Число учащихся в Корее во время «культурного правления»[95 - Ли Ги Бэк. История Кореи: новая трактовка. – М: Русское слово – РС, 2000. – С. 381.]

В основном, новый приказ был рассчитан на развитие системы школьного образования для детей японских колонизаторов. Но и в метрополии японские учителя не отличались особой мягкостью и человечностью. Как пишет Тадао Сато, который пошел в школу в 1937 году, «нельзя сказать, что воспоминания о моих учителях приятны. Одна учительница задала мне головомойку за то, что я прогуливал репетиции хорового пения националистической песни, исполняющейся 11 февраля, в День основания империи. Я помню также учительницу, которая была ответственной за нашу подготовку к вступительным экзаменам в среднюю школу. Она заставляла нас заучивать и декламировать серьезным голосом что-то об «августейших достоинствах Его Величества Императора»[96 - Сато Тадао. Кино Японии. – М.: Радуга, 1988. – С. 78.]. По всей вероятности, школьные учителя – мужчины и женщины в Корее и Японии придерживались военных методов воспитания подрастающего поколения – будущих солдат японской империи.

Система жестких наказаний была широко распространена в Японии и Корее не только в школах. С 1913–1918 годы «294 тысячи корейцев (каждый 56-й) подверглись сечению бамбуковыми палками»[97 - Пак М.Н. История и историография Кореи: Избранные труды. – М: Восточная литература, 2003. – С. 771.]. Статистики телесных наказаний школьников, прежде всего, учащихся старших классов, нет. Но известно, что во всех школах Кореи практиковались физические наказания, но систематического избиения учеников и полной безнаказанности учителей за проявление жестокости не существовало. Беспрекословного подчинения и дисциплины учителя добивались с помощью палок и всевозможных изнурительных заданий. И в современных южнокорейских школах долго практиковались телесные наказания, но многие родители, в отличие от старших поколений, вступались за своих детей. Вполне возможно, после целой серии фильмов о жестокости учителей в современной школе в южнокорейском обществе пересмотрели методы обучения, унаследованные со времен японской оккупации.

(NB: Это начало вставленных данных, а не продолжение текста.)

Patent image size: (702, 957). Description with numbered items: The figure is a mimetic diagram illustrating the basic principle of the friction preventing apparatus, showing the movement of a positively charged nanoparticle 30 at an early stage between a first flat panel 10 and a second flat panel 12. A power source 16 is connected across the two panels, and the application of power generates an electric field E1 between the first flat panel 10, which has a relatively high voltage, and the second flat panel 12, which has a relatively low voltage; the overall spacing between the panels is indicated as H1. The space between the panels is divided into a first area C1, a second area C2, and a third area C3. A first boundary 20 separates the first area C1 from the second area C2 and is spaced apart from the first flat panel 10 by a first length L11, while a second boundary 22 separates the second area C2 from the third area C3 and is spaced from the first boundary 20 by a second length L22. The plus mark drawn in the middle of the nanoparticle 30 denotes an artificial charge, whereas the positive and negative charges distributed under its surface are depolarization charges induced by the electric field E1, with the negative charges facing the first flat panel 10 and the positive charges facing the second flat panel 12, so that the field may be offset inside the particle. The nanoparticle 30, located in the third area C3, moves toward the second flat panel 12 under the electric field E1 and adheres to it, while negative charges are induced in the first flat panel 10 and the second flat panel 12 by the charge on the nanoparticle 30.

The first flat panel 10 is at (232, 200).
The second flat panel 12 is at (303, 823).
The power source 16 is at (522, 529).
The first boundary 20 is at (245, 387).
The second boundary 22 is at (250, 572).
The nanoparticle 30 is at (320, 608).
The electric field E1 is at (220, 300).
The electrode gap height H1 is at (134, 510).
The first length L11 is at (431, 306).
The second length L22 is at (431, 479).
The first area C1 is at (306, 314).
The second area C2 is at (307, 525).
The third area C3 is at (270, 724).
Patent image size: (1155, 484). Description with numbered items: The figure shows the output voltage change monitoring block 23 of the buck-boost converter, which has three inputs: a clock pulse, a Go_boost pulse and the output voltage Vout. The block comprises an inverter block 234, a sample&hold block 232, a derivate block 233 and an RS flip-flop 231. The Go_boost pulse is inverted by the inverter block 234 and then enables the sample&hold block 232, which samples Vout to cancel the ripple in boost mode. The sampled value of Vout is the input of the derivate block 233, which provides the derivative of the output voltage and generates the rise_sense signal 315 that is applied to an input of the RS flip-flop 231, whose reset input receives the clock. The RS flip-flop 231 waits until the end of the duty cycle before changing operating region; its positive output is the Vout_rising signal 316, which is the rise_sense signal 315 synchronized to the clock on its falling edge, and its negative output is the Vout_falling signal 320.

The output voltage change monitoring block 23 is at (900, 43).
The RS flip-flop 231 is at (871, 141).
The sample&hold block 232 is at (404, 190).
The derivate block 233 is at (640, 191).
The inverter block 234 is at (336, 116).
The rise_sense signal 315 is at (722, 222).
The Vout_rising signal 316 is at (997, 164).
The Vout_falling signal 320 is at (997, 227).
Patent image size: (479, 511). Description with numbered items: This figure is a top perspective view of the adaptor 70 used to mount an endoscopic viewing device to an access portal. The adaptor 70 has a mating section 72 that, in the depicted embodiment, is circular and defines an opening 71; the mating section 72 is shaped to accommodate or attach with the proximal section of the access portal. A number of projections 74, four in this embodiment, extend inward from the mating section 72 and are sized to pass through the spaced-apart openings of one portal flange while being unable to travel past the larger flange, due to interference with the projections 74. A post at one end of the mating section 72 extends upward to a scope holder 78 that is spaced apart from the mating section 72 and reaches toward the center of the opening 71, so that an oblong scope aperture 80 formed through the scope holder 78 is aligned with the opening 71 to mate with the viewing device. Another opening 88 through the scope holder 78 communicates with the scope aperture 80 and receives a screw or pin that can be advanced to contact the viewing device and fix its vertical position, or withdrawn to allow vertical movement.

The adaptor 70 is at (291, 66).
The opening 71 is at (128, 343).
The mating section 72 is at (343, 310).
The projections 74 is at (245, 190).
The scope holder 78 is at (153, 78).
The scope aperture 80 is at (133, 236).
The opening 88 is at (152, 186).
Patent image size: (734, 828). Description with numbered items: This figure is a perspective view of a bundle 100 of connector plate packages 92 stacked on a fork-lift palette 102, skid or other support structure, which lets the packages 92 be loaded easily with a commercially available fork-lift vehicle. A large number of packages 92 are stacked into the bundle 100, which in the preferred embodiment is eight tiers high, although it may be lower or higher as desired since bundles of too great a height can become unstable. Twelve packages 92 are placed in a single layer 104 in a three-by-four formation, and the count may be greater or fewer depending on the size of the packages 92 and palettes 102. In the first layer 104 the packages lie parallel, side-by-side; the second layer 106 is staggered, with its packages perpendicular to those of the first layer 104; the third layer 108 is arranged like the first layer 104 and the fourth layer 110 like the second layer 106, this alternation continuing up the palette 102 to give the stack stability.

В 1924 г. был основан Столичный Имперский университет (после освобождения Кореи – Сеульский университет) с двумя факультетами – юридическим и медицинским, но подавляющее большинство студентов составляли японцы. Получить высшее образование могли только дети из обеспеченных семей. Большая часть корейцев отправлялась в университеты Японии и США. «Корейские студенты, обучавшиеся в Токио, «были радикально настроены. Они стремились постичь секрет западных знаний и причины успеха Японии в овладении Кореей. Студенты говорили только о свободе, независимости, христианстве… Большинство корейских студентов в Токио были горячими проводниками корейского национализма»[98 - Тягай Г.Д., Пак В.П. Национальная идея и просветительство в Корее в начале XX в. – М: Восточная литература РАН. 1996. С. 182.]. В 1931 г. в Японии было 3 639 корейских студентов, а в США – 493. Большинство выпускников зарубежных университетов после освобождения Кореи вернулись и остались на Юге полуострова[99 - Ли Ги Бэк. История Кореи: новая трактовка. – М: Русское слово – РС, 2000. – С. 381.].

Освоение кинематографических профессий

Корейские кинематографисты, многие из которых непосредственно принимали участие в Первомартовском движении, активно общались со своими единомышленниками и соратниками – литераторами и театральными деятелями, получившими образование в Японии и США. Не всегда взаимоотношения представителей творческих профессий с японской оккупационной администрацией складывались благополучно. Известно, что вплоть до 1930-х годов молодые литераторы и патриоты покидали Корею из-за политических преследований. Часть из них отправлялась в Китай, другая – в Советский Союз.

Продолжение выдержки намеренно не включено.